The product roadmap that is communicated throughout the organization is actually the result of considerable research that includes:
- Customer feedback
- Internal factors
- External factors (using the STEP model – Social, Technological, Economic, and Political trends are all analyzed)
- Competitive analysis
- Sales analysis (win-loss)
- Product analysis (a subjective and objective checkpoint of the product in its current state)

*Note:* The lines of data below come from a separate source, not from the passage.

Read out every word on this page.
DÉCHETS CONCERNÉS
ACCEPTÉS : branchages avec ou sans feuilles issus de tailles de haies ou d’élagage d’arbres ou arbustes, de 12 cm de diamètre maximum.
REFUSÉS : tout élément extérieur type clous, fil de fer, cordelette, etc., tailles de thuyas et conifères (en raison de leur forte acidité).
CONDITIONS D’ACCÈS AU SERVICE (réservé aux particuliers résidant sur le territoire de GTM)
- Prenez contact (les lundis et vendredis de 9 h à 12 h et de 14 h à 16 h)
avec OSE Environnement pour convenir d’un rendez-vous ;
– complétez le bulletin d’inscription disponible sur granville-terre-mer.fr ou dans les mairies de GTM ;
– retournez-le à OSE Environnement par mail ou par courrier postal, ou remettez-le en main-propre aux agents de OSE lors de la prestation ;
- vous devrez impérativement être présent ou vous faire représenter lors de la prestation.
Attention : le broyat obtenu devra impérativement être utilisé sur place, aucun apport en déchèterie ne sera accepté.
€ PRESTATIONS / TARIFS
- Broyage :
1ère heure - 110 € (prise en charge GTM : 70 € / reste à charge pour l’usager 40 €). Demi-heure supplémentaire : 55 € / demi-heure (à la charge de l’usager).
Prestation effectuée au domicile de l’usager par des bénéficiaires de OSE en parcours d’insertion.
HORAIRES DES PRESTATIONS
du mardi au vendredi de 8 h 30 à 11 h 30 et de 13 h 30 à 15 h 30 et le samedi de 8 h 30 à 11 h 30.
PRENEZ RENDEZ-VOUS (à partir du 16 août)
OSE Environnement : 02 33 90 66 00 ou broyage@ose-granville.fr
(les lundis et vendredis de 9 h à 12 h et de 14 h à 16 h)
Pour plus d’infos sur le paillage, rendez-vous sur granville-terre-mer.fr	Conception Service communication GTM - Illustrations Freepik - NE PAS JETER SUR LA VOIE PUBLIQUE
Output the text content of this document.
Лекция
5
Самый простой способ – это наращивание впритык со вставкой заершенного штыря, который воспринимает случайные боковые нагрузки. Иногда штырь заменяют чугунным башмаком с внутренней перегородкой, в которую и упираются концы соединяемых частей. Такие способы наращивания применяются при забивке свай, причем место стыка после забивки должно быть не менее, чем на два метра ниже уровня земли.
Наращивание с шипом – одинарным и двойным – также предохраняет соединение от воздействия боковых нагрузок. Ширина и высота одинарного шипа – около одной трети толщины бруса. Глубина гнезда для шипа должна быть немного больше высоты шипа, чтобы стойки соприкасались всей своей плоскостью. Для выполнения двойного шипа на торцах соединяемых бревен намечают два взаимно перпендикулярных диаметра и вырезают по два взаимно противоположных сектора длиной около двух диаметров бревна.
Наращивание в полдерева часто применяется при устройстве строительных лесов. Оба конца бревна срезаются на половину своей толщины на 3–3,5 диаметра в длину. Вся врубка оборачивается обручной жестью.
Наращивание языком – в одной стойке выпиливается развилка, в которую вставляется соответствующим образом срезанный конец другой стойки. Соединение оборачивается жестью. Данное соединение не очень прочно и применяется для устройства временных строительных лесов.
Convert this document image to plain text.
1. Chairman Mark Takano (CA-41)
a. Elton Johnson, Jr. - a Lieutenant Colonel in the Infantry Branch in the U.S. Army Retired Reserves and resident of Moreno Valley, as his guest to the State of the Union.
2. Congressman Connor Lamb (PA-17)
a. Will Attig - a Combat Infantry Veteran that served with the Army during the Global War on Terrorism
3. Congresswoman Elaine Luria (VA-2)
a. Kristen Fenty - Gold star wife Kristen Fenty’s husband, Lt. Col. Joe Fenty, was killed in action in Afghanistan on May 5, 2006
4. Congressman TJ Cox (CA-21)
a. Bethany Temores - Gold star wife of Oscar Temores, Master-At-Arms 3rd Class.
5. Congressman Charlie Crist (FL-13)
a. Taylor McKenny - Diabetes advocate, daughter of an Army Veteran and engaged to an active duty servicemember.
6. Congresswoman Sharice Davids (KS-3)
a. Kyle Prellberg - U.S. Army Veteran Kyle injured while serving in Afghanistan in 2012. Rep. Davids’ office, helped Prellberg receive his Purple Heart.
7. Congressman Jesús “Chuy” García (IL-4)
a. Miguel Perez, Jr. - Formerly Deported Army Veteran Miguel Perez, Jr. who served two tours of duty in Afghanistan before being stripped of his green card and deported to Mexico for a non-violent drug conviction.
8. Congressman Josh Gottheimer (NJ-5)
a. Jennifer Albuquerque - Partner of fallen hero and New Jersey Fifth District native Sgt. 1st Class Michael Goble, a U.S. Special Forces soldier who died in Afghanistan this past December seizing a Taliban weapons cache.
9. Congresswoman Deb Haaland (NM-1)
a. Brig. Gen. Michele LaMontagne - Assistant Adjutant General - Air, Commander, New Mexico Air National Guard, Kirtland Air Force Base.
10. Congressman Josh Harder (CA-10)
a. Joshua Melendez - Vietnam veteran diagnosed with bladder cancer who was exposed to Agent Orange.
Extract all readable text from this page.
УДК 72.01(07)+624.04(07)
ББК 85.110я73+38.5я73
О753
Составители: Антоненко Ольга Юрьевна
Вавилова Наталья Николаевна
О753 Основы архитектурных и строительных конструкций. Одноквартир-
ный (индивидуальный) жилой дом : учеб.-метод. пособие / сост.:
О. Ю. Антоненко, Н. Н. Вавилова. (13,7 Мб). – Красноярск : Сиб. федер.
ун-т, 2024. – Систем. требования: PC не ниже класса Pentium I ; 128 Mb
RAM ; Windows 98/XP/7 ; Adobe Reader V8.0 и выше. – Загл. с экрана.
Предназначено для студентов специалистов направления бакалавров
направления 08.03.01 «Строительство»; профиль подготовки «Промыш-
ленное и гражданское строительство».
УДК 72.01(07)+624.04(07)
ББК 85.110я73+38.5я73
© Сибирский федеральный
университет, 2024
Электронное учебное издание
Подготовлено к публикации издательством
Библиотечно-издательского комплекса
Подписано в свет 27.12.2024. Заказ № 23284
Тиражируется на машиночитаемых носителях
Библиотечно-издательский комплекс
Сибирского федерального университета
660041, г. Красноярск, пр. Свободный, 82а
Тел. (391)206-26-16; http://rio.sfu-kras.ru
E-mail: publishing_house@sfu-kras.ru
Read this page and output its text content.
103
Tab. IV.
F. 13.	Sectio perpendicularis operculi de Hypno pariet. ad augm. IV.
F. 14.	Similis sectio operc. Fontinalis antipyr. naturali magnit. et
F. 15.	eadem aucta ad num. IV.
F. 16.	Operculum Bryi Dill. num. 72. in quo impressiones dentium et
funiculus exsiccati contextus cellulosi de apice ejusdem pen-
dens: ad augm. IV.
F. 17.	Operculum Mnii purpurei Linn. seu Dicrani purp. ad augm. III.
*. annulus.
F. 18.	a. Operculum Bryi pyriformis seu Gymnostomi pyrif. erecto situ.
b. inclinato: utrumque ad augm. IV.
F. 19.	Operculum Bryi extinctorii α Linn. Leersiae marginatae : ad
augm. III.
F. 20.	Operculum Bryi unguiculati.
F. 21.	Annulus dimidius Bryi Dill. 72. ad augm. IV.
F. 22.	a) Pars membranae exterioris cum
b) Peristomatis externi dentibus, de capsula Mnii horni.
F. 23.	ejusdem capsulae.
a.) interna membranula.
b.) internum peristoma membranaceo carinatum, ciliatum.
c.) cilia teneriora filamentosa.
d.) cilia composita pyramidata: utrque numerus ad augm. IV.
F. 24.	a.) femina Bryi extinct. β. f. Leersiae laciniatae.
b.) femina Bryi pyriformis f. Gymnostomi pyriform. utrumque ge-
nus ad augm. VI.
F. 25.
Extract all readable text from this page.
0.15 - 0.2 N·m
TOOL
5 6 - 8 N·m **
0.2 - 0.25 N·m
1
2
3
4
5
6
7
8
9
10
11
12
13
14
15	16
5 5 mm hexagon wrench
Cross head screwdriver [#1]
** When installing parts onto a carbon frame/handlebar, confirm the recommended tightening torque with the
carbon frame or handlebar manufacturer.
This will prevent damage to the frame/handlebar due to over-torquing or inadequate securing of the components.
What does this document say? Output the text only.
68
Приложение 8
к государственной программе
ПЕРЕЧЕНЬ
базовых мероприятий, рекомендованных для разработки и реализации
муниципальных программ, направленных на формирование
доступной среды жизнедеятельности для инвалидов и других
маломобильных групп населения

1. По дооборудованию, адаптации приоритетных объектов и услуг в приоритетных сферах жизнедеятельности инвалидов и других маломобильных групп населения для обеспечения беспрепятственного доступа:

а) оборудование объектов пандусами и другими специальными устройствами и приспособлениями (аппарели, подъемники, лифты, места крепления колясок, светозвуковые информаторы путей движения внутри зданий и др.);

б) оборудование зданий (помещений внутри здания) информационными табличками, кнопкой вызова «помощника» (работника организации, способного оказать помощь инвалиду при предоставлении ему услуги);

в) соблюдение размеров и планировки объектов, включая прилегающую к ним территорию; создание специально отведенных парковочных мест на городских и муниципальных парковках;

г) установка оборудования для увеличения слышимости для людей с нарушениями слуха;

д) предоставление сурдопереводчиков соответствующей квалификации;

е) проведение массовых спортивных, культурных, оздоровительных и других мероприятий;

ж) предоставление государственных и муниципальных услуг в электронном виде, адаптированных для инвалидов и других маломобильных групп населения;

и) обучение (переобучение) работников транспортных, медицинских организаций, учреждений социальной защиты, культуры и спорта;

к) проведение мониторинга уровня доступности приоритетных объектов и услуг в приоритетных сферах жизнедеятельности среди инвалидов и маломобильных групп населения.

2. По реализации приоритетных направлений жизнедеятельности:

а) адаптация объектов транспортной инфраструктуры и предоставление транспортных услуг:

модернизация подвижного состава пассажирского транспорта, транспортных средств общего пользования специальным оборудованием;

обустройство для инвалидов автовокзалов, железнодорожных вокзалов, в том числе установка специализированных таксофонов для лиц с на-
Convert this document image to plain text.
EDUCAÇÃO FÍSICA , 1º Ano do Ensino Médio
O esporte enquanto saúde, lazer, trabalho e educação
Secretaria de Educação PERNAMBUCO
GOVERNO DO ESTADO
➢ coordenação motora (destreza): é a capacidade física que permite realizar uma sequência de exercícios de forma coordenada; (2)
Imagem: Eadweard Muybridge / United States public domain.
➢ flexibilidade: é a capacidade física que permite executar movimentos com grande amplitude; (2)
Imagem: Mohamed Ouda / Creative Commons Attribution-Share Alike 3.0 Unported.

It is the last item, Product Analysis, where mining your technical support database can lead to some enlightening and useful information to drive the future direction of the product. In the past, I have mined this empirical data as a measurable means to understand the strengths and weaknesses of the product. This comes in three forms:
- Customer-requested features by function
- Customer-reported bugs by function
- Support incidents by function
For each of these three components, I have found it most useful to have this data grouped by functional category. This provides a measure of what areas of the product customers find lacking (feature requests ) or problematic (bugs and support incidents). For one analysis that I did, the same two functional areas of the product bubbled right to the top for having the most feature requests, reported bugs and overall support incidents. Recommendations from a Product Manager are best when the are backed by data – what better “ammo” to have to convince anyone of where the focus needs to be.
Pulling and massaging this data is dependent on the solution that technical support uses, however, it is most likely to be there in some shape or form for the taking. Once you have created a process for assembling the information subsequent updates on a quarterly or annual basis becomes easier and allows for comparison from past analysis – for example do support incidents or bugs routinely come from the same functional component of the product. If so, then a problem still exists and warrants an action plan.
This has an added benefit of building bridges and good relationships with the technical support organization so they feel empowered and part of the team. In other words, as the Product Manager you will be exhibiting a sound cross-functional leadership role.